Nur weil ich mich gegen euch wehren musste, habt ihr Null Ahnung, wie ich schweigen kann, so leise, dass meine ältere Tochter es nicht mitbekam, dass ich fast fünf Jahre ab 17 Uhr nur noch schwieg und auswich und nein, sie empfand es nicht als feindliche Atmosphäre. Wörtlich sgate sie mir längst erwachsen: „Wir Kinder litten nicht unter dem Alkohol, nur DU.“ Das du hat sie so betont, wie wenn es mein Fehler gewesen wäre. Das Umgekehrte ist korrekt: Die erwachsenen Probleme blieben dank meinem Eingreifen, indem ich MEIN VERHALTEN ÄNDERTE BEI MIR.

Das heisst es Verantwortung für zwei Kinder zu übernehmen. Solange ich neben den Alkoholkranken blieb, litten SIE NICHT. zur Erinnerung. Ich war 32 Jahre jung, als ich die Ehe begann. 5 Jahre später genau nacj 23 Monaten Al-Anon ging ich. Mein Alkoholkranker hatte 23 Monate Zeit, sein Leben zu ändern. Erst nach der angemessenen Wartezeit ging ich. Ein rationalerer Mensch als ich oder ein fairerer, begegnet mir nur in Al-Anon: Wer das Programm lernt und anwendet, der verändert sich. Wer nur sein Leid loswerden will, der macht die Selbsthilfegruppe kaputt oder in Aarau zu der Zeit wurde er oder sie nach dem ersten Blockieren ermahnt. Zuhören hilft soviel wie Last ablegen. Alle haben das gleiche Problem, einmalig ist Alkoholkrankheit, später immer öfters Polytoxie überhaupt nicht.
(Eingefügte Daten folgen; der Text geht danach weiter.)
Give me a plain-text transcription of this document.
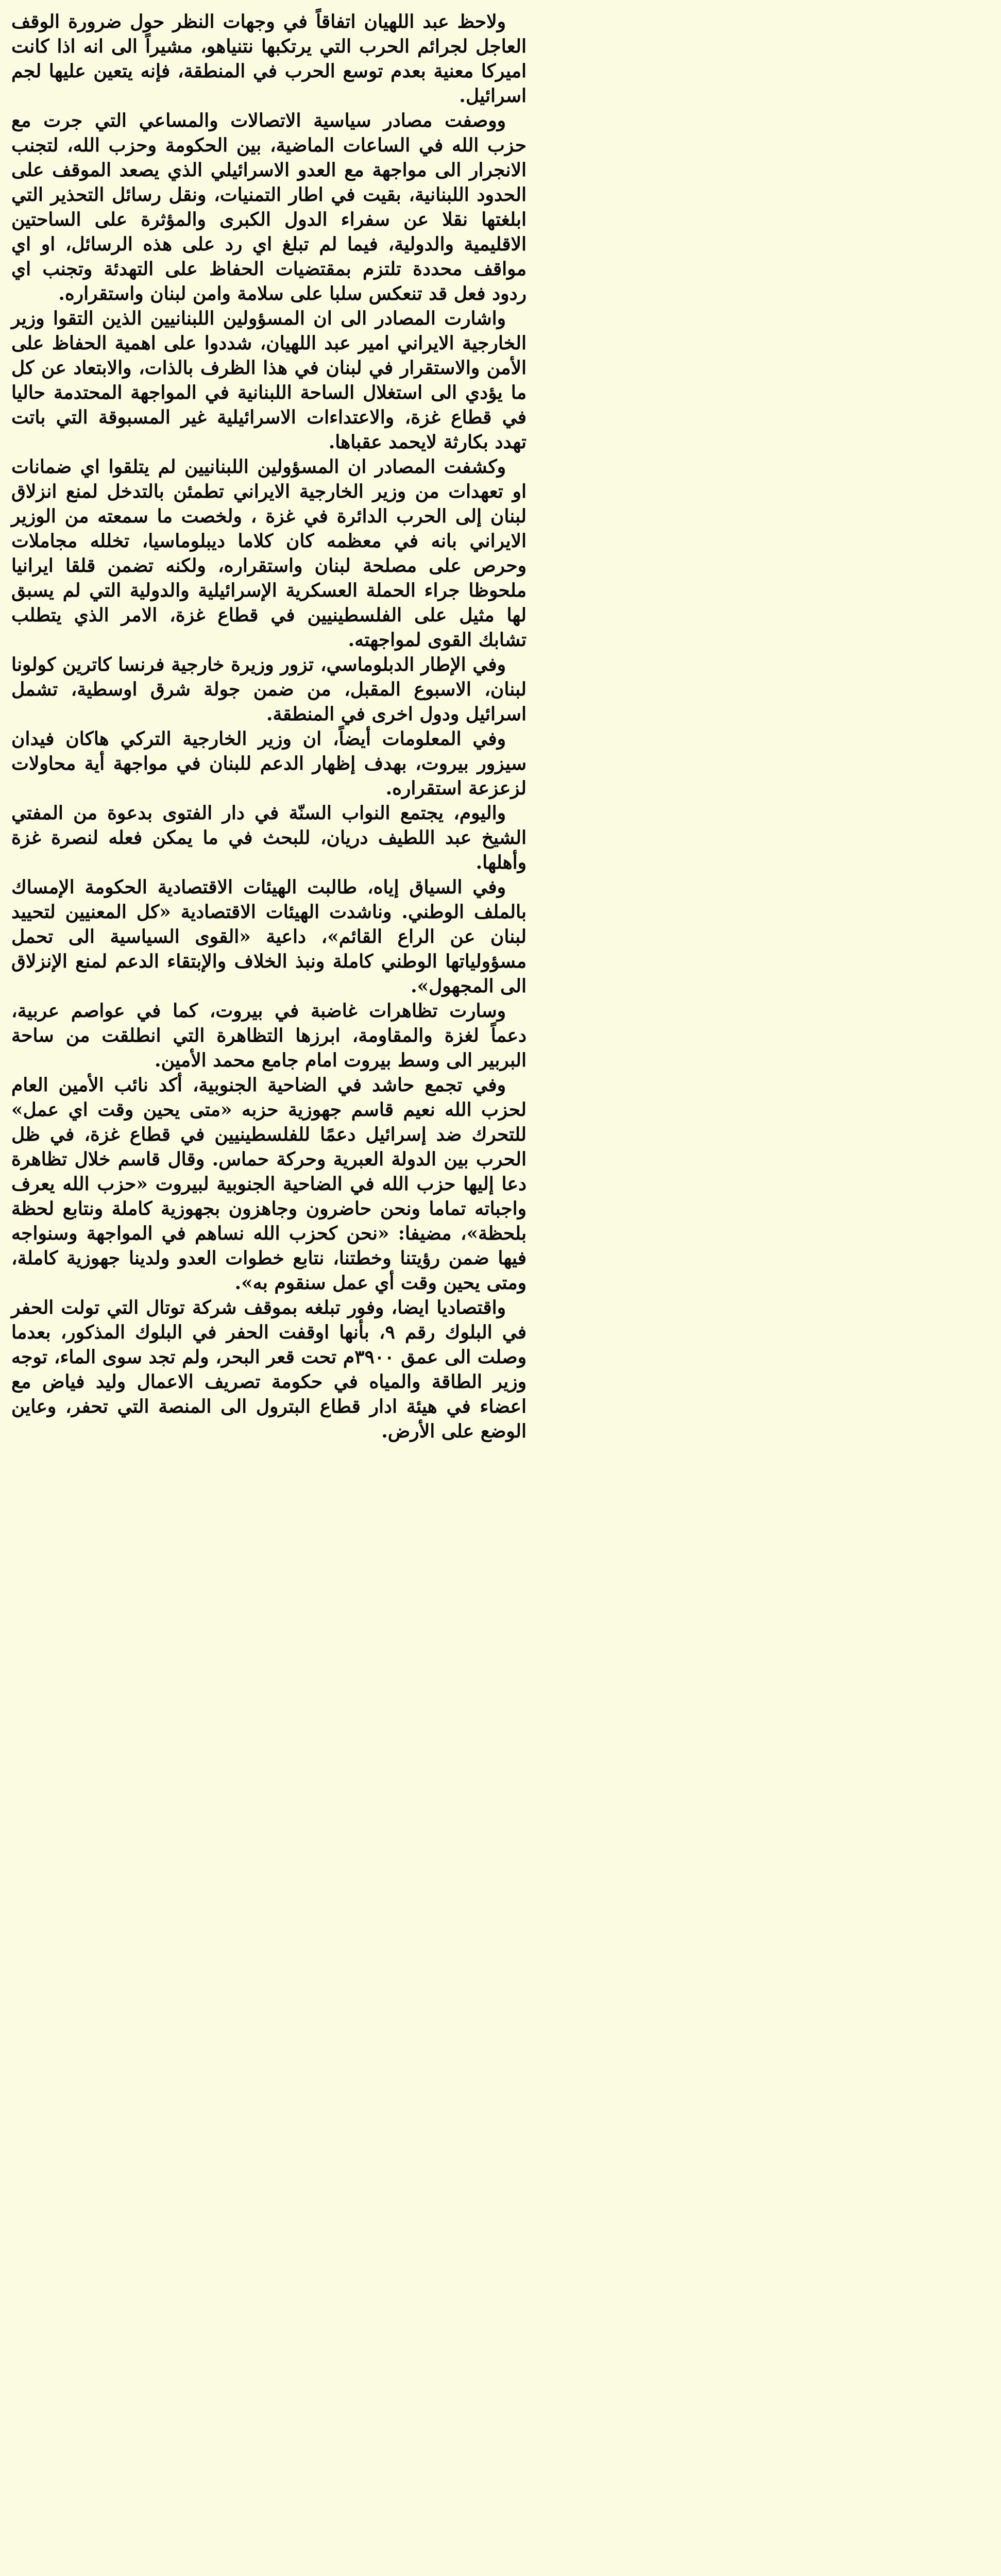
ولاحظ عبد اللهيان اتفاقاً في وجهات النظر حول ضرورة الوقف العاجل لجرائم الحرب التي يرتكبها نتنياهو، مشيراً الى انه اذا كانت اميركا معنية بعدم توسع الحرب في المنطقة، فإنه يتعين عليها لجم اسرائيل.

ووصفت مصادر سياسية الاتصالات والمساعي التي جرت مع حزب الله في الساعات الماضية، بين الحكومة وحزب الله، لتجنب الانجرار الى مواجهة مع العدو الاسرائيلي الذي يصعد الموقف على الحدود اللبنانية، بقيت في اطار التمنيات، ونقل رسائل التحذير التي ابلغتها نقلا عن سفراء الدول الكبرى والمؤثرة على الساحتين الاقليمية والدولية، فيما لم تبلغ اي رد على هذه الرسائل، او اي مواقف محددة تلتزم بمقتضيات الحفاظ على التهدئة وتجنب اي ردود فعل قد تنعكس سلبا على سلامة وامن لبنان واستقراره.

واشارت المصادر الى ان المسؤولين اللبنانيين الذين التقوا وزير الخارجية الايراني امير عبد اللهيان، شددوا على اهمية الحفاظ على الأمن والاستقرار في لبنان في هذا الظرف بالذات، والابتعاد عن كل ما يؤدي الى استغلال الساحة اللبنانية في المواجهة المحتدمة حاليا في قطاع غزة، والاعتداءات الاسرائيلية غير المسبوقة التي باتت تهدد بكارثة لايحمد عقباها.

وكشفت المصادر ان المسؤولين اللبنانيين لم يتلقوا اي ضمانات او تعهدات من وزير الخارجية الايراني تطمئن بالتدخل لمنع انزلاق لبنان إلى الحرب الدائرة في غزة ، ولخصت ما سمعته من الوزير الايراني بانه في معظمه كان كلاما ديبلوماسيا، تخلله مجاملات وحرص على مصلحة لبنان واستقراره، ولكنه تضمن قلقا ايرانيا ملحوظا جراء الحملة العسكرية الإسرائيلية والدولية التي لم يسبق لها مثيل على الفلسطينيين في قطاع غزة، الامر الذي يتطلب تشابك القوى لمواجهته.

وفي الإطار الدبلوماسي، تزور وزيرة خارجية فرنسا كاترين كولونا لبنان، الاسبوع المقبل، من ضمن جولة شرق اوسطية، تشمل اسرائيل ودول اخرى في المنطقة.

وفي المعلومات أيضاً، ان وزير الخارجية التركي هاكان فيدان سيزور بيروت، بهدف إظهار الدعم للبنان في مواجهة أية محاولات لزعزعة استقراره.

واليوم، يجتمع النواب السنّة في دار الفتوى بدعوة من المفتي الشيخ عبد اللطيف دريان، للبحث في ما يمكن فعله لنصرة غزة وأهلها.

وفي السياق إياه، طالبت الهيئات الاقتصادية الحكومة الإمساك بالملف الوطني. وناشدت الهيئات الاقتصادية «كل المعنيين لتحييد لبنان عن الراع القائم»، داعية «القوى السياسية الى تحمل مسؤولياتها الوطني كاملة ونبذ الخلاف والإبتقاء الدعم لمنع الإنزلاق الى المجهول».

وسارت تظاهرات غاضبة في بيروت، كما في عواصم عربية، دعماً لغزة والمقاومة، ابرزها التظاهرة التي انطلقت من ساحة البربير الى وسط بيروت امام جامع محمد الأمين.

وفي تجمع حاشد في الضاحية الجنوبية، أكد نائب الأمين العام لحزب الله نعيم قاسم جهوزية حزبه «متى يحين وقت اي عمل» للتحرك ضد إسرائيل دعمًا للفلسطينيين في قطاع غزة، في ظل الحرب بين الدولة العبرية وحركة حماس. وقال قاسم خلال تظاهرة دعا إليها حزب الله في الضاحية الجنوبية لبيروت «حزب الله يعرف واجباته تماما ونحن حاضرون وجاهزون بجهوزية كاملة ونتابع لحظة بلحظة»، مضيفا: «نحن كحزب الله نساهم في المواجهة وسنواجه فيها ضمن رؤيتنا وخطتنا، نتابع خطوات العدو ولدينا جهوزية كاملة، ومتى يحين وقت أي عمل سنقوم به».

واقتصاديا ايضا، وفور تبلغه بموقف شركة توتال التي تولت الحفر في البلوك رقم ٩، بأنها اوقفت الحفر في البلوك المذكور، بعدما وصلت الى عمق ٣٩٠٠م تحت قعر البحر، ولم تجد سوى الماء، توجه وزير الطاقة والمياه في حكومة تصريف الاعمال وليد فياض مع اعضاء في هيئة ادار قطاع البترول الى المنصة التي تحفر، وعاين الوضع على الأرض.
Aber tabuisiert, so tabuisiert wie anderes auch in der Spassgesellschaft mit den Schneeflöcklis, die den Babyboomer nur Luxusleben vorwerfen. Im heutigen Tierbedarf hat es mehr Spielzeug, als wir, nur bescheiden erzogen, je hatten.

Immer noch habe ich keine Wohnung, die behindertengerecht wäre. Also habe ich mir drei Katzen geholt. Was soll ich rumjammern, was alles ungerecht ist. Ich kann aus dem, was ich habe, das Beste machen. Bei Gott, auf meiner Dachterasse bewirte ich zuerst meine Katzen und nur ausnahmsweise Menschen. Menschen habe ich genügend gedient. Die letzten Jahre gehören nun mir!!! Ach ja, ich habe mir sogar eine HÄNGEMATTE GEKAUFT.

Flügerlis kenne ich nur noch vom Hören-Sagen und im Landeanflug auf Belpmoos.